Black and his wife Karla have sent a letter (pdf) to the DEQ demanding that Team Services be fined and take steps to ensure their groundwater has not been compromised. They also point out that the violation doesn’t cover other areas for which there is evidence that Team Services applied solvent-laden brine and that Team Services permit to spread brine actually only covers Kalkaska County. In other words, they’re using a permit for one county to spread toxic solvent-contaminated brine in other areas.

[We ask that you issue] an additional violation for operating outside the geographical limitations imposed by Team Services, certificate of coverage GW1510181, which is limited to Kalkaska Township, Kalkaska County, Michigan. This restriction was confirmed with your department by telephone on July 19, 2013. […]

It is our understanding that violations of this nature are subject to the civil and criminal penalties contained in MCL 324.3112, 3114, 3115, and 3115(a).
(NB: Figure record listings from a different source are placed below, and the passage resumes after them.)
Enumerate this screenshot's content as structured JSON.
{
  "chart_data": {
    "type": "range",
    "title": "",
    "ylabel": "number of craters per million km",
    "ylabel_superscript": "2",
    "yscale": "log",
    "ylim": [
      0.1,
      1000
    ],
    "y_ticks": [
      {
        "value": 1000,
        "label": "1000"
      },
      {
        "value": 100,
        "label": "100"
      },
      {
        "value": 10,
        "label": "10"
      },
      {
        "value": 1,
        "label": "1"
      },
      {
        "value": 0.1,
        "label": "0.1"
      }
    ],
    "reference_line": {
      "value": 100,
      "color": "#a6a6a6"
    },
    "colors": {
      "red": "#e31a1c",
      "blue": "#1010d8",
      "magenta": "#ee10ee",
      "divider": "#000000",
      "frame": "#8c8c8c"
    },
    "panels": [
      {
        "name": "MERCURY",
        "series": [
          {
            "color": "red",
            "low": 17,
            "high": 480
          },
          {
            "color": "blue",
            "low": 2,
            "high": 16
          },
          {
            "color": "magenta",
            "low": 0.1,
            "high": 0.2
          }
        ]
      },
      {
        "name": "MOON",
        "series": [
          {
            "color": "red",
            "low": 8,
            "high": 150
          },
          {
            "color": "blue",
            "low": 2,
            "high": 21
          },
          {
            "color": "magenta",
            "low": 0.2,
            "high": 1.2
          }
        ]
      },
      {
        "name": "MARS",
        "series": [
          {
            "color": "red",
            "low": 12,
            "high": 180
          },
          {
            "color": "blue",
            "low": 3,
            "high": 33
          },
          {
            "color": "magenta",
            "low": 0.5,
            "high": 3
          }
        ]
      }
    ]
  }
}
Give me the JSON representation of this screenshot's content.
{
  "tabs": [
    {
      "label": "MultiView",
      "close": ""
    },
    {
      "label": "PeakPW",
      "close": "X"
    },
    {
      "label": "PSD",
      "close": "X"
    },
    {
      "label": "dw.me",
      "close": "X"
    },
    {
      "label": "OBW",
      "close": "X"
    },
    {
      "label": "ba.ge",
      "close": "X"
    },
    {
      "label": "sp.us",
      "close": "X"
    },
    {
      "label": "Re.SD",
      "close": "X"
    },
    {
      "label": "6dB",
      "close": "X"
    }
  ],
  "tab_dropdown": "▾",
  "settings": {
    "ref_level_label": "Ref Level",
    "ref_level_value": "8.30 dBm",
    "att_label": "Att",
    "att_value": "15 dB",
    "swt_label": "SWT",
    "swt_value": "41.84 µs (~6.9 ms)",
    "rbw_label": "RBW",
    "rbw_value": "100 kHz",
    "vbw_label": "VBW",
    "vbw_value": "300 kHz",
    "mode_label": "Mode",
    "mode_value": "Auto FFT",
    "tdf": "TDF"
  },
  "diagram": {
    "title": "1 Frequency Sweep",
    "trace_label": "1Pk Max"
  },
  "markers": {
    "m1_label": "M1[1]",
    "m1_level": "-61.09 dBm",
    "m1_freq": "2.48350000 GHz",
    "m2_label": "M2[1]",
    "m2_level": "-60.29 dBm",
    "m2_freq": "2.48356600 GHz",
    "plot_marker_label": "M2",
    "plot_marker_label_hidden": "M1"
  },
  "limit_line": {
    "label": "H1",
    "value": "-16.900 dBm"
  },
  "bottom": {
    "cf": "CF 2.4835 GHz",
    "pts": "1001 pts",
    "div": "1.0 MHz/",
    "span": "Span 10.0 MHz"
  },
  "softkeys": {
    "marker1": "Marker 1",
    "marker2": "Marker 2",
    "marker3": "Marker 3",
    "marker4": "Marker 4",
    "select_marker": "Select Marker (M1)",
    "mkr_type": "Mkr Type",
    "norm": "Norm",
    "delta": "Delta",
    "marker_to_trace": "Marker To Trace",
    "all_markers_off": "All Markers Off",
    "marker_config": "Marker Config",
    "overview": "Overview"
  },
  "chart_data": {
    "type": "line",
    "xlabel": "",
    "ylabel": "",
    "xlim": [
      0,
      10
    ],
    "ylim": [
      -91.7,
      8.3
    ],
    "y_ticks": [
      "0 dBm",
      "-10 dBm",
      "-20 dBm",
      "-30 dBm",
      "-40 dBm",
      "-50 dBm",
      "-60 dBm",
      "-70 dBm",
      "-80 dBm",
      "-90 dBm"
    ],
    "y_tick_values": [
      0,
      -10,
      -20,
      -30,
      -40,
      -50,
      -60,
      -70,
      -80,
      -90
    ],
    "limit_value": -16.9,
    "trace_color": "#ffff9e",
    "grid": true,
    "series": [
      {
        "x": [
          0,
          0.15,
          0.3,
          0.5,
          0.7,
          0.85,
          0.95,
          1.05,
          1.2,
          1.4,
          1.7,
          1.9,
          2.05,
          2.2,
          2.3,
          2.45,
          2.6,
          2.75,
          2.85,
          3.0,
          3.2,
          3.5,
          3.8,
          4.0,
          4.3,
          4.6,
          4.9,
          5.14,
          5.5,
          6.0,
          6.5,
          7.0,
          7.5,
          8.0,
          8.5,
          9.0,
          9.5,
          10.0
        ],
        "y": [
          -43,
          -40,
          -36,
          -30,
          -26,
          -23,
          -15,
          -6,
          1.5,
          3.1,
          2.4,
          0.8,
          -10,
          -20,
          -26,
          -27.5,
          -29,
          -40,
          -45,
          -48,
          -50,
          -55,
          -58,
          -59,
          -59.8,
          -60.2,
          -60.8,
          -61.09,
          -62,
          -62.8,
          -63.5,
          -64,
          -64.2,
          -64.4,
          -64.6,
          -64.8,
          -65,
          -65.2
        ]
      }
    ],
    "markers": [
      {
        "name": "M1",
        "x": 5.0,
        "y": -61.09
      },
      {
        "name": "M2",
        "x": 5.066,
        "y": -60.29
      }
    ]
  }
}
Upon your verification of the nature, scope, and extent of the violations that have occurred, we respectfully request that the Department exercise all legal remedies available at law, including but not necessarily limited to, requesting the Michigan Attorney General to commence a civil action seeking maximum fines, investigation and clean up, natural resource damages, and, in addition, the filing of a criminal complaint.

All of this should have DEQ all up in Team Services grill and yet they are letting them off the hook without a fine and letting them do their own testing and come up with their own work plan to solve the problem.

It’s outrageous.

By the way, this isn’t the only example of the DEQ’s stern finger wagging from last week. Canadian firm Encana spilled hundreds of gallons of fracking brines in Kalkaska County and DEQ’s response was, again, to send them a notice of violation but no fine.

You have to wonder why we even have these laws on the books when there is no punishment for breaking them.